Conséquence : des centaines de milliers de Frères musulmans risquent jusqu‘à 5 années de prison s’ils manifestent ou sont découverts en possession d‘écrits ou d’enregistrements de la Confrérie. Cela n’a pas empêché de milliers de sympathisants de protester pacifiquement le 27 à Alexandrie.

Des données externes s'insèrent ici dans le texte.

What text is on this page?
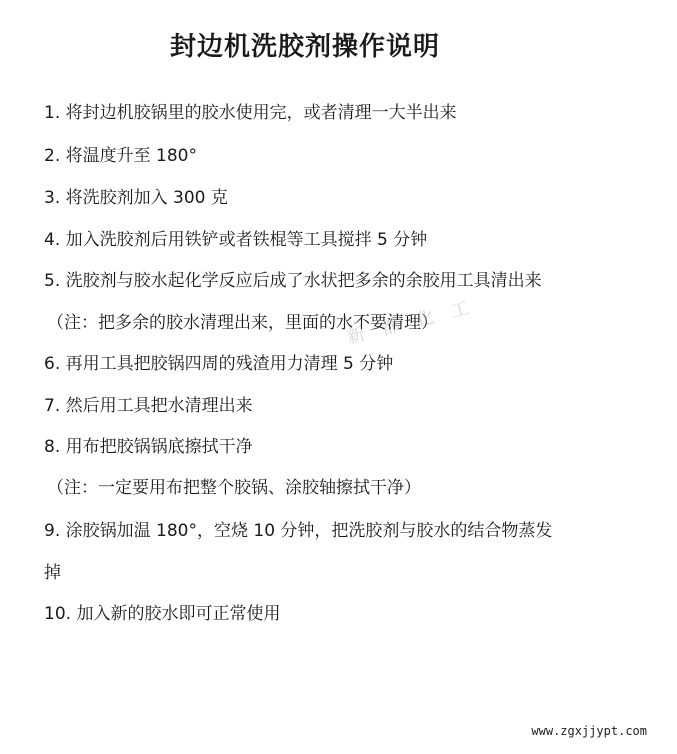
封边机洗胶剂操作说明
1. 将封边机胶锅里的胶水使用完，或者清理一大半出来
2. 将温度升至 180°
3. 将洗胶剂加入 300 克
4. 加入洗胶剂后用铁铲或者铁棍等工具搅拌 5 分钟
5. 洗胶剂与胶水起化学反应后成了水状把多余的余胶用工具清出来
（注：把多余的胶水清理出来，里面的水不要清理）
6. 再用工具把胶锅四周的残渣用力清理 5 分钟
7. 然后用工具把水清理出来
8. 用布把胶锅锅底擦拭干净
（注：一定要用布把整个胶锅、涂胶轴擦拭干净）
9. 涂胶锅加温 180°，空烧 10 分钟，把洗胶剂与胶水的结合物蒸发
掉
10. 加入新的胶水即可正常使用
新 都 化 工
www.zgxjjypt.com
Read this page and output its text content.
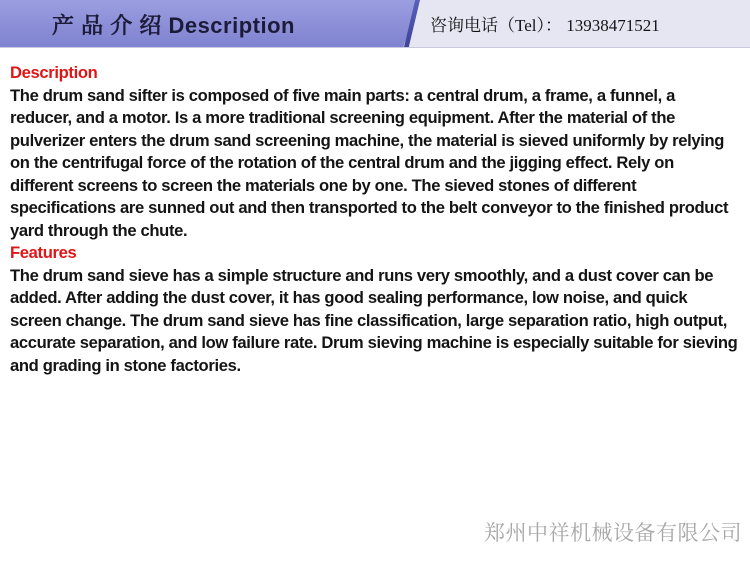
产 品 介 绍 Description	咨询电话（Tel）： 13938471521
Description

The drum sand sifter is composed of five main parts: a central drum, a frame, a funnel, a reducer, and a motor. Is a more traditional screening equipment. After the material of the pulverizer enters the drum sand screening machine, the material is sieved uniformly by relying on the centrifugal force of the rotation of the central drum and the jigging effect. Rely on different screens to screen the materials one by one. The sieved stones of different specifications are sunned out and then transported to the belt conveyor to the finished product yard through the chute.

Features

The drum sand sieve has a simple structure and runs very smoothly, and a dust cover can be added. After adding the dust cover, it has good sealing performance, low noise, and quick screen change. The drum sand sieve has fine classification, large separation ratio, high output, accurate separation, and low failure rate. Drum sieving machine is especially suitable for sieving and grading in stone factories.

郑州中祥机械设备有限公司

Mohammed Shaikhibrahim, euronews :
Un attentat suicide qui vise la Direction de la sécurité d’al-Mansoura, suite à la désignation des Frères musulmans comme “organisation terroriste”. Un regain de tension dont nous allons analyser les détails et les conséquences avec l’expert en sécurité Khaled Okacha, bonjour monsieur. Qui sont les Ansar Beit Al-Maqdis, et quelles sont les preuves dont disposent les forces de sécurité égyptiennes selon lesquelles ce groupe est impliqué dans l’attentat ?

Khaled Okacha :
Le groupe Ansar Beit Al-Maqdis est l’une des organisations terroristes qualifiées de seconde génération d’Al-Qaïda, c’est un petite formation issue de la fusion de groupuscules après la révolution du 25 Janvier 2011, en particulier dans la région du Sinaï. En ce qui concerne les preuves de leur implication dans l’attaque, ce que je peux dire, c’est que la technique, les méthodes et les impacts de cette attaque ont été analysés, et les résultats de cette analyse montrent de façon spectaculaire les similitudes de cette attaque avec le mode opératoire déjà utilisé par Ansar Beit Al-Maqdis.

euronews:
Quels sont les liens entre Ansar Beit Al-Maqdis et les Frères Musulmans?

Khaled Okacha :
Des liens étroits se sont tissés entre ces groupes et les Frères musulmans qui ont eu des contacts avec eux lors de leur présence dans la région du Sinaï, ils essaient de les utiliser comme bras terroriste armé pour mettre une vraie pression à certains endroits du Sinaï, et pour effectuer, via ces opérations, un chantage politique sur le Conseil militaire qui conduit la phase de transition en ce moment.

euronews:
Quelles conséquences classer les Frères musulmans comme organisation terroriste peut-il avoir sur la situation en Egypte, surtout en ce moment?

Khaled Okacha:
A partir de maintenant, les Frères musulmans vont subir des restrictions de l’espace de liberté dont ils disposaient avant, des restrictions de mouvements, et des poursuites judiciaires. Ainsi, vendredi dernier, pour la première fois, 256 frères musulmans ont été arrêtés, dont 40 femmes, alors qu’ils manifestaient dans la rue. Ceux qui ont été arrêtés peuvent être poursuivis rapidement selon l’article 86 et l’article 86-2 et même l’article 89 du Code pénal qui prévoit des peines pour les crimes terroristes, des sanctions sévères, pouvant aller jusqu‘à 3 à 5 ans de prison pour avoir participé à des manifestations, voire même à la peine de mort.

euronews:
Pensez-vous que le gouvernement égyptien a sorti la hache de guerre en déclarant la Confrérie des Frères musulmans “organisation terroriste”?

Khaled Okacha :
Le gouvernement a pris la décision de désigner la Confrérie “groupe terroriste” dans la hâte et avec un manque d’objectivité, dans tous les sens du mot. Je pense aussi que c‘était le pire moment pour les forces de sécurité égyptiennes.